For lunch, I was so proud of myself. The recipe is Blackened Chicken and Spaghetti and I thought . . hey, instead of pasta, I’ll sub in spaghetti squash (from the garden). It was delicious. My serving is on a saucer and I didn’t even eat all of that. The salad has roasted butternut squash (from the garden) and roasted cauliflower with a Honey Dijon Vinaigrette dressing (that I made). It has the roasted veggies, pine nuts, spinach, goat cheese crumbles and the regular salad stuff.
For dinner, I nibbled on the leftover squash and cauliflower but wasn’t very hungry. That was a lot of food at lunch.
I’ve had all my water. I’ve walked 2 miles (Vince has walked almost 5 – so not fair!) I cannot knit and walk! It’s SOCKtober and if I don’t get my socks made . . I lose! Priorities! 🙂
Sara says
Way to go Judy!! Just curious — about how many Dr. Peppers did you used to have per day?
Dorothy says
I have been eating from “salad plates” for years.

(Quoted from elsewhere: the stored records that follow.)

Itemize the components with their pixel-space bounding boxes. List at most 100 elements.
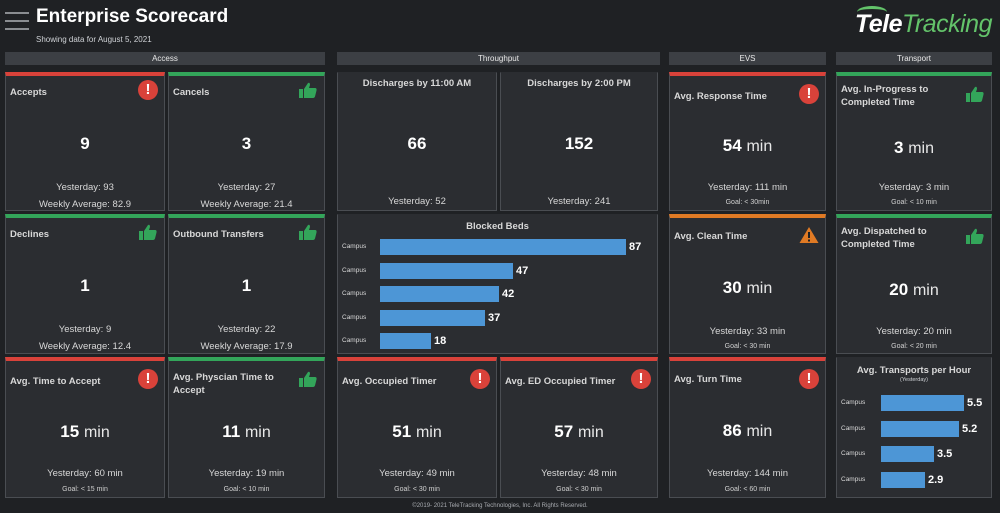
card-response-time[interactable]: Avg. Response Time ! 54 min Yesterday: 1… — [669, 72, 826, 211]
card-yesterday: Yesterday: 111 min — [707, 182, 788, 193]
bar-label: Campus — [342, 243, 367, 250]
bar-row: Campus 37 — [338, 309, 657, 326]
card-accepts[interactable]: Accepts ! 9 Yesterday: 93 Weekly Average… — [5, 72, 165, 211]
card-yesterday: Yesterday: 27 — [217, 182, 276, 193]
bar — [881, 395, 964, 411]
bar — [380, 333, 431, 349]
bar — [380, 309, 485, 326]
card-yesterday: Yesterday: 19 min — [208, 468, 285, 479]
bar-value: 42 — [502, 288, 515, 300]
card-value: 66 — [407, 134, 427, 153]
card-goal: Goal: < 30 min — [394, 486, 440, 493]
menu-icon[interactable] — [5, 12, 29, 32]
card-goal: Goal: < 60 min — [724, 486, 771, 493]
bar-row: Campus 18 — [338, 333, 657, 349]
card-value: 51 min — [392, 422, 442, 441]
section-header-transport: Transport — [836, 52, 992, 65]
card-label: Avg. Turn Time — [674, 374, 742, 385]
alert-icon: ! — [799, 84, 819, 104]
logo-arc-icon — [856, 6, 887, 18]
card-yesterday: Yesterday: 48 min — [541, 468, 617, 479]
bar-label: Campus — [342, 337, 367, 344]
card-blocked-beds[interactable]: Blocked Beds Campus 87 Campus 47 Campus 42 Cam… — [337, 214, 658, 354]
bar-row: Campus 5.5 — [837, 395, 991, 411]
card-cancels[interactable]: Cancels 3 Yesterday: 27 Weekly Average: … — [168, 72, 325, 211]
card-physician-time-to-accept[interactable]: Avg. Physcian Time to Accept 11 min Yeste… — [168, 357, 325, 498]
card-yesterday: Yesterday: 60 min — [47, 468, 123, 479]
alert-icon: ! — [138, 369, 158, 389]
bar-label: Campus — [342, 266, 367, 274]
bar-value: 3.5 — [937, 448, 953, 460]
card-label: Avg. Dispatched to Completed Time — [841, 226, 927, 250]
bar-label: Campus — [342, 290, 367, 297]
card-time-to-accept[interactable]: Avg. Time to Accept ! 15 min Yesterday: … — [5, 357, 165, 498]
thumbs-up-icon — [299, 82, 317, 98]
card-label: Outbound Transfers — [173, 229, 264, 240]
card-occupied-timer[interactable]: Avg. Occupied Timer ! 51 min Yesterday: … — [337, 357, 497, 498]
card-value: 3 min — [894, 138, 934, 157]
card-value: 11 min — [222, 422, 271, 441]
bar — [881, 446, 934, 462]
card-value: 57 min — [554, 422, 604, 441]
card-declines[interactable]: Declines 1 Yesterday: 9 Weekly Average: … — [5, 214, 165, 354]
card-yesterday: Yesterday: 93 — [56, 182, 114, 193]
thumbs-up-icon — [966, 228, 984, 244]
card-yesterday: Yesterday: 241 — [547, 196, 611, 207]
alert-icon: ! — [631, 369, 651, 389]
card-goal: Goal: < 15 min — [62, 486, 108, 493]
bar-label: Campus — [841, 399, 866, 406]
bar-value: 2.9 — [928, 473, 944, 486]
card-value: 54 min — [722, 136, 773, 155]
bar — [380, 286, 499, 302]
card-discharges-11am[interactable]: Discharges by 11:00 AM 66 Yesterday: 52 — [337, 72, 497, 211]
card-label: Avg. Clean Time — [674, 231, 748, 242]
card-dispatched-to-completed[interactable]: Avg. Dispatched to Completed Time 20 min … — [836, 214, 992, 354]
card-ed-occupied-timer[interactable]: Avg. ED Occupied Timer ! 57 min Yesterda… — [500, 357, 658, 498]
card-label: Accepts — [10, 87, 47, 98]
card-goal: Goal: < 10 min — [891, 199, 937, 206]
card-value: 152 — [564, 134, 594, 153]
bar — [380, 262, 513, 279]
bar-value: 47 — [516, 264, 529, 277]
card-discharges-2pm[interactable]: Discharges by 2:00 PM 152 Yesterday: 241 — [500, 72, 658, 211]
card-yesterday: Yesterday: 49 min — [379, 468, 455, 479]
card-value: 1 — [241, 276, 252, 295]
thumbs-up-icon — [139, 224, 157, 240]
warning-icon — [799, 227, 819, 243]
bar-row: Campus 42 — [338, 286, 657, 302]
card-yesterday: Yesterday: 22 — [217, 324, 276, 335]
bar-value: 5.5 — [967, 397, 983, 409]
card-value: 15 min — [60, 422, 110, 441]
card-transports-per-hour[interactable]: Avg. Transports per Hour (Yesterday) Cam… — [836, 357, 992, 498]
card-clean-time[interactable]: Avg. Clean Time 30 min Yesterday: 33 min… — [669, 214, 826, 354]
bar-label: Campus — [841, 424, 866, 432]
card-label: Avg. Response Time — [674, 91, 767, 102]
card-turn-time[interactable]: Avg. Turn Time ! 86 min Yesterday: 144 m… — [669, 357, 826, 498]
card-label: Avg. Occupied Timer — [342, 376, 437, 387]
section-header-throughput: Throughput — [337, 52, 660, 65]
card-goal: Goal: < 10 min — [223, 486, 270, 493]
alert-icon: ! — [138, 80, 158, 100]
card-goal: Goal: < 30min — [725, 199, 770, 206]
card-in-progress-to-completed[interactable]: Avg. In-Progress to Completed Time 3 min … — [836, 72, 992, 211]
card-outbound-transfers[interactable]: Outbound Transfers 1 Yesterday: 22 Weekl… — [168, 214, 325, 354]
card-weekly-average: Weekly Average: 21.4 — [200, 199, 293, 210]
bar-row: Campus 2.9 — [837, 471, 991, 488]
bar-value: 5.2 — [962, 422, 978, 435]
alert-icon: ! — [470, 369, 490, 389]
card-label: Avg. Physcian Time to Accept — [173, 372, 274, 396]
card-value: 1 — [80, 276, 90, 295]
card-value: 20 min — [889, 280, 939, 299]
page-title: Enterprise Scorecard — [36, 6, 229, 27]
bar — [380, 239, 626, 255]
chart-subtitle: (Yesterday) — [900, 377, 928, 383]
card-weekly-average: Weekly Average: 17.9 — [200, 341, 293, 352]
card-yesterday: Yesterday: 144 min — [707, 468, 788, 479]
bar-row: Campus 3.5 — [837, 446, 991, 462]
thumbs-up-icon — [299, 224, 317, 240]
card-label: Discharges by 11:00 AM — [362, 78, 472, 89]
card-value: 9 — [80, 134, 90, 153]
card-label: Discharges by 2:00 PM — [527, 78, 631, 89]
bar-label: Campus — [841, 475, 866, 483]
card-label: Avg. ED Occupied Timer — [505, 376, 616, 387]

Much smaller than “dinner plates” and it gives you the impression that your “plate is full” so therefore your tummy is full too 🙂
carolyn says
Judy, you MUST be able to learn to walk and knit…the Yarn Harlot does it all the time!!! :o) Of course, I have a hard time SITTING and knitting, so we all have our strengths…and weaknesses!
Debi McIntosh says
hello Judy, your salad looks great and you have inspired me to cut down on my wine consumption by your Dr. Pepper post. It’s going to be very hard until I retire I know that!